Л.М.: «Слава Б-гу, дети создали прекрасные еврейские семьи. Недавно мы стригли младшего сына Стеллы и Вадика в ресторане, вся семья собралась. Счастье это, когда вокруг внуки. Наша старшая — Соня — вообще мне как подружка. Мы вместе с детьми и внуками много времени в Израиле проводим. Я не люблю Германию, не особо прикипела к Европе, мы с Гариком больше всего в Израиле любим бывать». 

Г.Л.: «Мы построили дом в Герцлии Питуах. Для меня Израиль — страна идеальная, лучше нет в мире».

Самое главное 

Г.Л.: «Мы женаты 47 лет уже. Самое главное в семейной жизни — это взаимное уважение и терпение. Жизнь она по прямой не идет, где-то надо обойти препятствие, семейная жизнь она такая. Главное, без гонора, терпение друг к другу проявлять. 

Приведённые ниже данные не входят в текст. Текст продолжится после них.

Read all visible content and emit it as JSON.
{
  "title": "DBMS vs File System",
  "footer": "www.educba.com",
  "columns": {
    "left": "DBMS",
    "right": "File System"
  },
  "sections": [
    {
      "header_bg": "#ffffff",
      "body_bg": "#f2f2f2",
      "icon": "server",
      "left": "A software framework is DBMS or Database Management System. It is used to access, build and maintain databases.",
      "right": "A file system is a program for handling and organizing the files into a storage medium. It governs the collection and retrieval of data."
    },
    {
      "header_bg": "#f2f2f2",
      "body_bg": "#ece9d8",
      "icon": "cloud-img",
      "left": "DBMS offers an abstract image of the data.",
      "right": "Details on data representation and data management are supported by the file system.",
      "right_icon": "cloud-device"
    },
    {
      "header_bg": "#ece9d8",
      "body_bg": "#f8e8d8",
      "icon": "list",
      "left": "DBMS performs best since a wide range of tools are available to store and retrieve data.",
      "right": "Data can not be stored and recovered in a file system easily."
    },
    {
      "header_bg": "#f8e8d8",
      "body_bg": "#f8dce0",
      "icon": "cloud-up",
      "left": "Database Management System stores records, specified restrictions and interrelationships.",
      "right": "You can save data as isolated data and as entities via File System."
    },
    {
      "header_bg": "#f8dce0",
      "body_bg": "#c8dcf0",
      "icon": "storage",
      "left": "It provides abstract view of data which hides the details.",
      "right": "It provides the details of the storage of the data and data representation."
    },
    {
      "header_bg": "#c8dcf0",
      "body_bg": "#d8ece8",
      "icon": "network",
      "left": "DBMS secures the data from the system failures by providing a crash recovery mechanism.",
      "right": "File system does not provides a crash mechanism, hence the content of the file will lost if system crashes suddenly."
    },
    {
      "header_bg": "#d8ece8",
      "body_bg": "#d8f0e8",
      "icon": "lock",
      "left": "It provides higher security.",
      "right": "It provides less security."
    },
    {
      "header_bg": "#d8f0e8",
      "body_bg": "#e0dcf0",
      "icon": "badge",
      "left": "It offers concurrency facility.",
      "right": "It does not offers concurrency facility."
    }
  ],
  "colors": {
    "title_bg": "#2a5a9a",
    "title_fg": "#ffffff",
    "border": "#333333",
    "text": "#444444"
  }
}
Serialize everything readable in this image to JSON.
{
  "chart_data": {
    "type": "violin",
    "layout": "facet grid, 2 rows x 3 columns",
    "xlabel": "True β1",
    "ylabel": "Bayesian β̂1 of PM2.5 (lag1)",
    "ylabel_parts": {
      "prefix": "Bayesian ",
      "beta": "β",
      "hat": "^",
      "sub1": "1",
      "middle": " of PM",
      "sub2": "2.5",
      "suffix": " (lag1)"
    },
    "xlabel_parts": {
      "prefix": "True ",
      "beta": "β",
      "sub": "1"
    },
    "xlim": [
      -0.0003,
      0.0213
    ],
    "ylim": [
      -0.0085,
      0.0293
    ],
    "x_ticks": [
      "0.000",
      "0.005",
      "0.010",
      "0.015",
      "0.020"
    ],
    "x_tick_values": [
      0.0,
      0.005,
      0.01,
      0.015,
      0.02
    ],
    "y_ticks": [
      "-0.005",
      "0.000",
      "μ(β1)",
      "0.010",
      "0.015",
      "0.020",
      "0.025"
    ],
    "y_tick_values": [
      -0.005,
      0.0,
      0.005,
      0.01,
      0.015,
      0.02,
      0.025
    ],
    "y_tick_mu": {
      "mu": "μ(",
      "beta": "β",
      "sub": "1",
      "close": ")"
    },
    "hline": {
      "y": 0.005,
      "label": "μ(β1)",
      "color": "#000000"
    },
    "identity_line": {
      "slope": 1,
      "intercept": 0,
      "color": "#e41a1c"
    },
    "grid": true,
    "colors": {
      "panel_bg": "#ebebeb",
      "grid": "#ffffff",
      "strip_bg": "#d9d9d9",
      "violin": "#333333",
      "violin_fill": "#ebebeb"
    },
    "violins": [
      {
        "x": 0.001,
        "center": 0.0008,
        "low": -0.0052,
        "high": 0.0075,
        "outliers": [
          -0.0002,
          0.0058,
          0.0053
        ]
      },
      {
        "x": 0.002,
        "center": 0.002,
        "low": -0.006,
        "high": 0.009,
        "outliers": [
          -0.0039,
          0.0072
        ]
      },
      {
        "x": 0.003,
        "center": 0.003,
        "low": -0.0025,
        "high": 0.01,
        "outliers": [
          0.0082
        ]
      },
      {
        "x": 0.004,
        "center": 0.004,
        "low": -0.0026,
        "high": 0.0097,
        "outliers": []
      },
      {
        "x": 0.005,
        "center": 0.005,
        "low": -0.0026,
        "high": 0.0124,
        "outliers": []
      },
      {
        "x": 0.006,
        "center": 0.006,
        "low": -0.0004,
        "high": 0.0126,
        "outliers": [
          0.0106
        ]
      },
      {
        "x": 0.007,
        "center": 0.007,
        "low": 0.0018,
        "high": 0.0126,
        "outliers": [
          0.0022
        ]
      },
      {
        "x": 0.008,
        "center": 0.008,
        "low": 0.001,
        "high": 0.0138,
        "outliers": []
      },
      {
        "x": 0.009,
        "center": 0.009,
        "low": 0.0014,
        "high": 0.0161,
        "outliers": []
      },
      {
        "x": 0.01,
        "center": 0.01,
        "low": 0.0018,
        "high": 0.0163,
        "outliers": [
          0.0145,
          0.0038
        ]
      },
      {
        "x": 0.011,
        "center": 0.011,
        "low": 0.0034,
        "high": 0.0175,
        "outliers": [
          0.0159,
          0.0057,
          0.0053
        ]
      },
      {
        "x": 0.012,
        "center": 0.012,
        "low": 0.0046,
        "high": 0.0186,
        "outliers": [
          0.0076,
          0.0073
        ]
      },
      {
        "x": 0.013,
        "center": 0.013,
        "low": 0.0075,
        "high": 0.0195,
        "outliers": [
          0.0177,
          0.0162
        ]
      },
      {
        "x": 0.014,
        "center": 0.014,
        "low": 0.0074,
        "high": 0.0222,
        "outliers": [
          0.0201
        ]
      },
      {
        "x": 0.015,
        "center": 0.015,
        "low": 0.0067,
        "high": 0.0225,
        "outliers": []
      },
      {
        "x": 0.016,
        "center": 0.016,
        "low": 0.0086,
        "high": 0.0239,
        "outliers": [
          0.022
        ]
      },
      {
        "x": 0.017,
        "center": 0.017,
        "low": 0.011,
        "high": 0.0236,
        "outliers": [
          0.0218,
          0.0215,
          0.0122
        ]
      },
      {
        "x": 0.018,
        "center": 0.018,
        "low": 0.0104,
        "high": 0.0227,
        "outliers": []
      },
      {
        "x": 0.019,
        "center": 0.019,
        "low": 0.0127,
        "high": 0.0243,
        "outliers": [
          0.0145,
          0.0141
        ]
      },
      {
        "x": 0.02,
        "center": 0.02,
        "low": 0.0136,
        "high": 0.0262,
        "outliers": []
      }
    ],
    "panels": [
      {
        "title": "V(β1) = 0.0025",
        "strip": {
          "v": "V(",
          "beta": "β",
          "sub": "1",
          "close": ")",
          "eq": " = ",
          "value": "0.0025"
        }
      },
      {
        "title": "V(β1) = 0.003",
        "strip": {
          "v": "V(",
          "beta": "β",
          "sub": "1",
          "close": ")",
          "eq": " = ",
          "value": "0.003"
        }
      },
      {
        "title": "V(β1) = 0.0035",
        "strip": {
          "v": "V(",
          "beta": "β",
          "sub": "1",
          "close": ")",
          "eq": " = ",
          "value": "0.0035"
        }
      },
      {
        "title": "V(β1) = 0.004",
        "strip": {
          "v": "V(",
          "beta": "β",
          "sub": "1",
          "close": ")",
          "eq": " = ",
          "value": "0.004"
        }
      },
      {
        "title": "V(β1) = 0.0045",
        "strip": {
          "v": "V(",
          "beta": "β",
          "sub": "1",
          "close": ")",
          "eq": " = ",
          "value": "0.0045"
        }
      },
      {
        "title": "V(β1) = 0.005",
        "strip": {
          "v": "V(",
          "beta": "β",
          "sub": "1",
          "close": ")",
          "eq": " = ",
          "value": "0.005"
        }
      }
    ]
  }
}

У нас в жизни был такой пример. У меня отец умирал в Америке, сестра прислала медицинские документы, мы с Ларой пошли в американское посольство, все нормально: прошли интервью, я показал бумаги. И тут моя жена говорит: “А статус беженца мы не потеряем?” И нам говорят: “Нет, ребята, мы вас в таком случае выпустить не можем!” Выходим оттуда в полном шоке. Лара мне говорит: “Если ты бы такое сделал, я бы тебя убила!” А я смолчал. Включил все свои знакомства, поменял паспорт, уехал, один уже, конечно. Но даже в такой ситуации — главное, уважать друг друга и уступать друг другу. ».